Kodem, an Intelligent Application Security platform, uses runtime intelligence to reveal which vulnerabilities actually execute in production, so teams prioritize the ones that genuinely matter instead of chasing every advisory.
Kodem's runtime-powered SCA identifies whether CVE-2026-53522 is reachable in your applications. Explore open-source security for your team.
See if CVE-2026-53522 is reachable in your applications. Get a demo
Already deployed Kodem? See CVE-2026-53522 in your environment →Upgrade github.com/nezhahq/nezha to 2.2.0 or later to resolve this vulnerability.

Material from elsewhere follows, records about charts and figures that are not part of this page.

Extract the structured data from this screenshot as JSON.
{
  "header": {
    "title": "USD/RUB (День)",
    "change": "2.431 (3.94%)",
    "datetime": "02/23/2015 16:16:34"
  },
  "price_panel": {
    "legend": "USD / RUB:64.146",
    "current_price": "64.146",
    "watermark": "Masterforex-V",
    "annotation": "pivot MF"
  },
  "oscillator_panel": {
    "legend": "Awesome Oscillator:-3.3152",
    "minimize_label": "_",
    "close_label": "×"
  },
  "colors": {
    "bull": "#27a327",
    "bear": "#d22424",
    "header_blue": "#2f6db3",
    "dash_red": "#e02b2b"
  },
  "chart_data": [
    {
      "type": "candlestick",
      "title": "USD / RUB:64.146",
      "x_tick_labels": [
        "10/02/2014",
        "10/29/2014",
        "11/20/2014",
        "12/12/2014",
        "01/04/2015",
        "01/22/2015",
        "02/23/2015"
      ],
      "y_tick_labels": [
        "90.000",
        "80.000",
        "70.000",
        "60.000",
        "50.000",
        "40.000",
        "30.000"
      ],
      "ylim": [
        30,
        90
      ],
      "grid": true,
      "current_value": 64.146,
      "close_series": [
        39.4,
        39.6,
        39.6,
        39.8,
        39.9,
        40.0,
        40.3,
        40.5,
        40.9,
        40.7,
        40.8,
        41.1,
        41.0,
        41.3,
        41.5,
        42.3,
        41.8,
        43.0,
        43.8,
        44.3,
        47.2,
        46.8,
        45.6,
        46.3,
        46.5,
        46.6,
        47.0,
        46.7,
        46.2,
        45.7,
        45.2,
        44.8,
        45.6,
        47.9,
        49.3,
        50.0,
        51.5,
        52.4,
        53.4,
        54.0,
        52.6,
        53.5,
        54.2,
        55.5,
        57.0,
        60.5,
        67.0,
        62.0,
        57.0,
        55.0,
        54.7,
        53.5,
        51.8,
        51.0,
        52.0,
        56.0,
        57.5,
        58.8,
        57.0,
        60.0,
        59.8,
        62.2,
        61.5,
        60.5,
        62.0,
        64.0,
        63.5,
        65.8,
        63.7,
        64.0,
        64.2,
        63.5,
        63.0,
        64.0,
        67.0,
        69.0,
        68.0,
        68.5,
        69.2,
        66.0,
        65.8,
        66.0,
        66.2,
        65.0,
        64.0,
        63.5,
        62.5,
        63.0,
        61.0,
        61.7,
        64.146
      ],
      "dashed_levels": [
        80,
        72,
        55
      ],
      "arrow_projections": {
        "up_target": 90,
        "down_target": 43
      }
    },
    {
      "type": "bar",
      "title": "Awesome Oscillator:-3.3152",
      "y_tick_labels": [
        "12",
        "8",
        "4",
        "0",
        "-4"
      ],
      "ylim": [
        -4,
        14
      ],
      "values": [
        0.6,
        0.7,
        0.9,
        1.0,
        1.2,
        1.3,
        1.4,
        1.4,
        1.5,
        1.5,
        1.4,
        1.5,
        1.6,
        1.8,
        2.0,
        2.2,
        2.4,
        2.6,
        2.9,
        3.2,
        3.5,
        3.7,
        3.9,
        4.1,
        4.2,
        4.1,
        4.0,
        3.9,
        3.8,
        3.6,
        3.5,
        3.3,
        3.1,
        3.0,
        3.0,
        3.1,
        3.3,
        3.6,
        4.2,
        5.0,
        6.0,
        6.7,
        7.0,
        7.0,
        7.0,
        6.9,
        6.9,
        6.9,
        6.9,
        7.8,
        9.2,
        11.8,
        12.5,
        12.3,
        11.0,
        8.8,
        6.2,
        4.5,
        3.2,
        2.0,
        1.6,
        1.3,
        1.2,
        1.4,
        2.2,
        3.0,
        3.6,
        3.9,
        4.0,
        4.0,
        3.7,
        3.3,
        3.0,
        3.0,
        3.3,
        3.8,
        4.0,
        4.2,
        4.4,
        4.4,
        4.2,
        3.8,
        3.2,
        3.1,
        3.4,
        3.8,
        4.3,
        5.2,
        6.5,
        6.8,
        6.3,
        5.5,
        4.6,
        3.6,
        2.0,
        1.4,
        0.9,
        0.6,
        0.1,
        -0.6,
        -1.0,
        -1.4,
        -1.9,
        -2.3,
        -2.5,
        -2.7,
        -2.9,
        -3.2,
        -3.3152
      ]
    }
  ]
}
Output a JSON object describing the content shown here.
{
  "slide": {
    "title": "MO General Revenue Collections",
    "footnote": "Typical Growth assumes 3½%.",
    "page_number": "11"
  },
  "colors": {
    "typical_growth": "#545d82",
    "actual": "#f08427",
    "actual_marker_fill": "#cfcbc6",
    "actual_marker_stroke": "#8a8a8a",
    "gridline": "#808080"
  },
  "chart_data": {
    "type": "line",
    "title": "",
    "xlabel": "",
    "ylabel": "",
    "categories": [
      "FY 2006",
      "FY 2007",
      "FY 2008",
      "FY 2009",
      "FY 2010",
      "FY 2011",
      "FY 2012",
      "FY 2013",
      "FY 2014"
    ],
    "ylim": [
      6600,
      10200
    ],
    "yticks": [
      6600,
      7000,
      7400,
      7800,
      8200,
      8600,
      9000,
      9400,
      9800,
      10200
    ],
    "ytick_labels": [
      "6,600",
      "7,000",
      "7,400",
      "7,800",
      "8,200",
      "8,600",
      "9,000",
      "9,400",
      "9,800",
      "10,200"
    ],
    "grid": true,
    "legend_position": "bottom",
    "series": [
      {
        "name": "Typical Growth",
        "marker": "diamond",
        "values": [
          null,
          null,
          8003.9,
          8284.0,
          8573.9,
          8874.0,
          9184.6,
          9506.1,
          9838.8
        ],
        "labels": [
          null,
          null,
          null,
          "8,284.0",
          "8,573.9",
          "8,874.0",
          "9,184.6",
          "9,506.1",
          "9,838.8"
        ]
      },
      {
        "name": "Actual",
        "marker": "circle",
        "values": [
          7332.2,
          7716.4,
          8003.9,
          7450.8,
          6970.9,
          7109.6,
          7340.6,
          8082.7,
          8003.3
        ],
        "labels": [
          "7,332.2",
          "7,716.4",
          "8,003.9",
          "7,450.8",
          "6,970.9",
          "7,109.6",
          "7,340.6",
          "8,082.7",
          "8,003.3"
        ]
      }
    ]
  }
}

Kodem Kai can prioritize this vulnerability in your dependency tree and generate a fix recommendation.
CVE-2026-53522 is a medium-severity allocation of resources without limits or throttling vulnerability in github.com/nezhahq/nezha (go), affecting versions >= 1.0.0, < 2.2.0. It is fixed in 2.2.0. The application allocates resources such as memory, threads, or file descriptors based on untrusted input without enforcing a cap.
CVE-2026-53522 has a CVSS score of 6.5 (Medium). This score reflects the worst-case severity of the vulnerability, not your specific exposure. Whether it represents real risk in your environment depends on whether the vulnerable code is present and reachable.
github.com/nezhahq/nezha (go) versions >= 1.0.0, < 2.2.0 is affected.
Yes. CVE-2026-53522 is fixed in 2.2.0. Upgrade to this version or later.
Whether CVE-2026-53522 is exploitable in your environment depends on whether the vulnerable code is present and reachable. A CVSS score is a worst-case rating; it does not account for your specific deployment, configuration, or usage patterns. Kodem, an Intelligent Application Security platform, uses runtime intelligence to show which vulnerabilities actually execute in production, so you can focus on the ones that represent real risk. Get a demo
Exploitability and impact are not fixed properties of a CVE. They depend on runtime truth: whether the vulnerable code is present, reachable, and actually executes in your application. A high CVSS score on a dependency that never runs is not the same as real risk. Kodem, an Intelligent Application Security platform, uses runtime intelligence to reveal which vulnerabilities actually execute in production, so teams prioritize the ones that genuinely matter.
Upgrade github.com/nezhahq/nezha to 2.2.0 or later.